Another deadly year for women and girls

Just minutes before midnight on December 31, Carlisa Matthews was shot dead allegedly by her former partner.

Her murder capped another deadly year for women and girls in our country despite the administration’s repeated promises to prioritise domestic violence.

Last year alone we witnessed a violent upsurge in the crimes perpetrated against the women in our society and based on the information gathered from the press we know this much: our female population is being eliminated one separation after another.

20140104ianaConsider how many women died last year after breaking off a relationship and or threatening to end intimate partnerships. What is even more troubling is that many of those who made headlines were teenagers – young women still in school yet deeply involved in complicated relationships. Take for example, young Theiana Andrews, 17, who was shot dead in her home allegedly by a spurned older lover who also has a wife and two children.

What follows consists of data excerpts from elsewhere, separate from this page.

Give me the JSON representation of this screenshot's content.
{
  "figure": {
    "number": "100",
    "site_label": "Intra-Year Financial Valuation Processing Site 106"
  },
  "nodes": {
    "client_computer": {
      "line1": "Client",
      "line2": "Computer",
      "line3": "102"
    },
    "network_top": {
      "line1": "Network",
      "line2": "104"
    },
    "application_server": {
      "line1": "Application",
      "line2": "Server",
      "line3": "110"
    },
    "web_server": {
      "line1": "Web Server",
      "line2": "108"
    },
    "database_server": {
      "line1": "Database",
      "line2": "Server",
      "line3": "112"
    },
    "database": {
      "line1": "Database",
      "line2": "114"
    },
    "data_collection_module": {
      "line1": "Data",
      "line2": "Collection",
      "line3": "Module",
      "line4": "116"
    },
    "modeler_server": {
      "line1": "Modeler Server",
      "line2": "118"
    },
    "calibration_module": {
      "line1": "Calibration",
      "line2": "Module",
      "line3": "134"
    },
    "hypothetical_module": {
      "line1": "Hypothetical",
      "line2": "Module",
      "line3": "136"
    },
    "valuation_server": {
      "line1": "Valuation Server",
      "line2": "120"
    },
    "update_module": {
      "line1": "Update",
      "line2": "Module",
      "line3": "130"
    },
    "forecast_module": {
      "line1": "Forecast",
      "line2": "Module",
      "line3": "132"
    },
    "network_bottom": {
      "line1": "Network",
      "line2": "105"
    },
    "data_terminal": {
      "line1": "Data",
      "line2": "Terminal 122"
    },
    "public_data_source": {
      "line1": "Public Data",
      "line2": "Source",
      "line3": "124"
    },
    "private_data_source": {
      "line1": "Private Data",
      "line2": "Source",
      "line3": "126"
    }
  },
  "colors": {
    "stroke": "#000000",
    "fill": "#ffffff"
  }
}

After what seems to be one of the deadliest years for women and girls, Human Services Minister Jennifer Webster took the bold step of speaking out once more about domestic violence at her ministry’s year end press conference.

The only information Minister Webster could have reasonably reported was that the situation has reached crisis levels. And while it might have been expected that she would tell us that an urgent national plan is needed to address the issue, she made no such disclosures.

While Minister Webster and her team at the ministry have direct responsibility on the issue, a national response would include all the political players, civil society and every community across this country.  A national response would seek to understand how the violence in our society is structured by cultural, historical and even political forces; the forms the violence takes; and, importantly, identifying and addressing the root causes.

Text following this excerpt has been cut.